When someone is innocent, “they don’t want to have to jump through hoops to expunge their record,” the Rock Springs Democrat said. “They don’t have to jump through hoops hoping the governor will give them a pardon.”
She told Knepper that a new trial would be based on new evidence, not on poor legal representation.
“They have to have material, new evidence,” said Anselmi-Dalton, who has a law degree from Duke University. “It’s a pretty high standard.”
She said innocent people just want their lives back.
“Why are we torturing them?” she asked Knepper.
“I don’t believe in torturing anyone,” Knepper said.
Pelkey, the Laramie Democrat who sponsored the bill that passed the House, also disagreed with Knepper’s assertions.

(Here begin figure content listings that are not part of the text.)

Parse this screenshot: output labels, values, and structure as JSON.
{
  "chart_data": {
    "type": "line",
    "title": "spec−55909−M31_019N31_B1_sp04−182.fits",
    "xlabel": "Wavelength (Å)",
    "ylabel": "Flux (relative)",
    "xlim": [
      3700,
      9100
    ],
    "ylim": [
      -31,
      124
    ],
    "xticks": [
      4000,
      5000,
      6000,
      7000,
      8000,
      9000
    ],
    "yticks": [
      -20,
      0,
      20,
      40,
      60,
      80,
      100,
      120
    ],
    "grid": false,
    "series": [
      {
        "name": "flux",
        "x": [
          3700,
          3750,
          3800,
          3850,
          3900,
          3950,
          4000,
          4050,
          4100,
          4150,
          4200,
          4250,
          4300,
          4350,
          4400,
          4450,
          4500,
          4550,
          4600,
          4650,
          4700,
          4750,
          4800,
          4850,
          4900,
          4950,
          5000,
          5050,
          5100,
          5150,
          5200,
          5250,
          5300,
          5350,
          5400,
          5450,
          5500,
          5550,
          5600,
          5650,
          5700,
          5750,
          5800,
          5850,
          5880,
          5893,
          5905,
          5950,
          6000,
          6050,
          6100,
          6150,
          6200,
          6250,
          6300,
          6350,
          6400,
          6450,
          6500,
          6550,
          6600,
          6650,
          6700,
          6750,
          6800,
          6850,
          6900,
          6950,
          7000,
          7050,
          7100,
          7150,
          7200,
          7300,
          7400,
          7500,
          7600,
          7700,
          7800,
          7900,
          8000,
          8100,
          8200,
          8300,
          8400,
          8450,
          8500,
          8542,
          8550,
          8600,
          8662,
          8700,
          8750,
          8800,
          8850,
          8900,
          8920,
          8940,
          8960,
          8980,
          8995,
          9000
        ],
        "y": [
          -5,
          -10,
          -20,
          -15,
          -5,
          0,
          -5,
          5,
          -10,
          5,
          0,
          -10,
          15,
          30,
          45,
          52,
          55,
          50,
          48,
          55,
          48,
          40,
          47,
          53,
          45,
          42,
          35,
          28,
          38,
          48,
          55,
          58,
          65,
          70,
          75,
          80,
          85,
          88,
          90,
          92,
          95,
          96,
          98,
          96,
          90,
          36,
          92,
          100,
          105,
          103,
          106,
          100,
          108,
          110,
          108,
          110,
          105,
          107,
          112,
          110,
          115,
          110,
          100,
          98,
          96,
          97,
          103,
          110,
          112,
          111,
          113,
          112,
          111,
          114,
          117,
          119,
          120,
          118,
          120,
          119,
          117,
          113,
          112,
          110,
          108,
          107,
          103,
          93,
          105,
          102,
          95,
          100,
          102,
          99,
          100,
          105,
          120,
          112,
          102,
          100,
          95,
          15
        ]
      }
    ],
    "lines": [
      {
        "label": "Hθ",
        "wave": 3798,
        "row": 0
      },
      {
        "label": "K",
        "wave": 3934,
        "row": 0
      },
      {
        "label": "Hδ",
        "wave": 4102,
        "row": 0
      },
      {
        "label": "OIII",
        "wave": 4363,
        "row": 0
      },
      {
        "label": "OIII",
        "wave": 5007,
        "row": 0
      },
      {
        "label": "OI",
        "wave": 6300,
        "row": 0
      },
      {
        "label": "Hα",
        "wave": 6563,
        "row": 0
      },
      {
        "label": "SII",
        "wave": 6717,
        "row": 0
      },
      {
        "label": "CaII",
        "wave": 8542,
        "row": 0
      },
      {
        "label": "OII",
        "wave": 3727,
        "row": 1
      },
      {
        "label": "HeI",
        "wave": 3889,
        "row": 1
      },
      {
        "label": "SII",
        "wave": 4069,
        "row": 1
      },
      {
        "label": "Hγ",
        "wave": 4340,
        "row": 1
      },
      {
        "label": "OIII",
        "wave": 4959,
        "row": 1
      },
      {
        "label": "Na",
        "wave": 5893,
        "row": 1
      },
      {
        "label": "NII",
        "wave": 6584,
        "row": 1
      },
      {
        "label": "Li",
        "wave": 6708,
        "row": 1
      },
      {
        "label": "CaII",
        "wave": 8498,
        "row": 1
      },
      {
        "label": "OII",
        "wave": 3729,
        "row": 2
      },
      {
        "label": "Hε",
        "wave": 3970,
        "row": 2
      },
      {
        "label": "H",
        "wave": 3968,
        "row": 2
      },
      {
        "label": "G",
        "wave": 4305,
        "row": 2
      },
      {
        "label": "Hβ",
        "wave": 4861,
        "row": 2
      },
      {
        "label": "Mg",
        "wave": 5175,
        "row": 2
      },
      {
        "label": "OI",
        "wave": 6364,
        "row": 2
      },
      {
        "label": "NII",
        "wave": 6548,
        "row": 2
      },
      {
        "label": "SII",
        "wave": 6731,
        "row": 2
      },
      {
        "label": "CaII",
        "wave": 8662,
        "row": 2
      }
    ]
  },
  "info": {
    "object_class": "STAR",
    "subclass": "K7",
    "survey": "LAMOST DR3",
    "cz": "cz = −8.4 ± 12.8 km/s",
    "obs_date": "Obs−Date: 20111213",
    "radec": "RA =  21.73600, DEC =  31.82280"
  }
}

“Listening to John, it’s like someone trying to imagine worst-case scenarios, and virtually every incarnation of a bad outcome of a bill,” he said. “This bill was well-considered by this committee before I introduced it last session.”
Knepper said there are compromises that can be made, such as no longer requiring people to send requests for new trials by certified mail when new evidence arises.
Knepper said the Attorney General’s Office must track myriad bills in the Legislature. Attorneys who work in the office are instructed not to get involved in most of them or attend committee meetings where they are vetted. Lawmakers usually ask the attorneys their opinion on the legislation, and an offhand comment becomes construed as the official opinion of Attorney General Peter Michael or Gov. Matt Mead, who appoints the attorney general.
“We want to be very careful that we speak with one voice,” he said.
Montana resident Troy Willoughby is the last person who was exonerated after non-DNA evidence came to light. Willoughby was convicted in 2010 in the 1984 killing of Lisa Ehlers in Sublette County. He served three years before being cleared of the murder. After Willoughby’s first trial, a police report surfaced showing officers had met with him about a different matter around the time Ehlers was killed. The police report was not revealed at his original trial.
More recently, Andrew Johnson of Cheyenne was released from prison after being exonerated of sexual assault and aggravated burglary convictions. On Monday, Johnson’s attorney filed suit against the city of Cheyenne, claiming its officers withheld evidence that led to his conviction and failed to properly investigate the case.
But Johnson’s case would not apply to the bill because he was exonerated based on DNA evidence.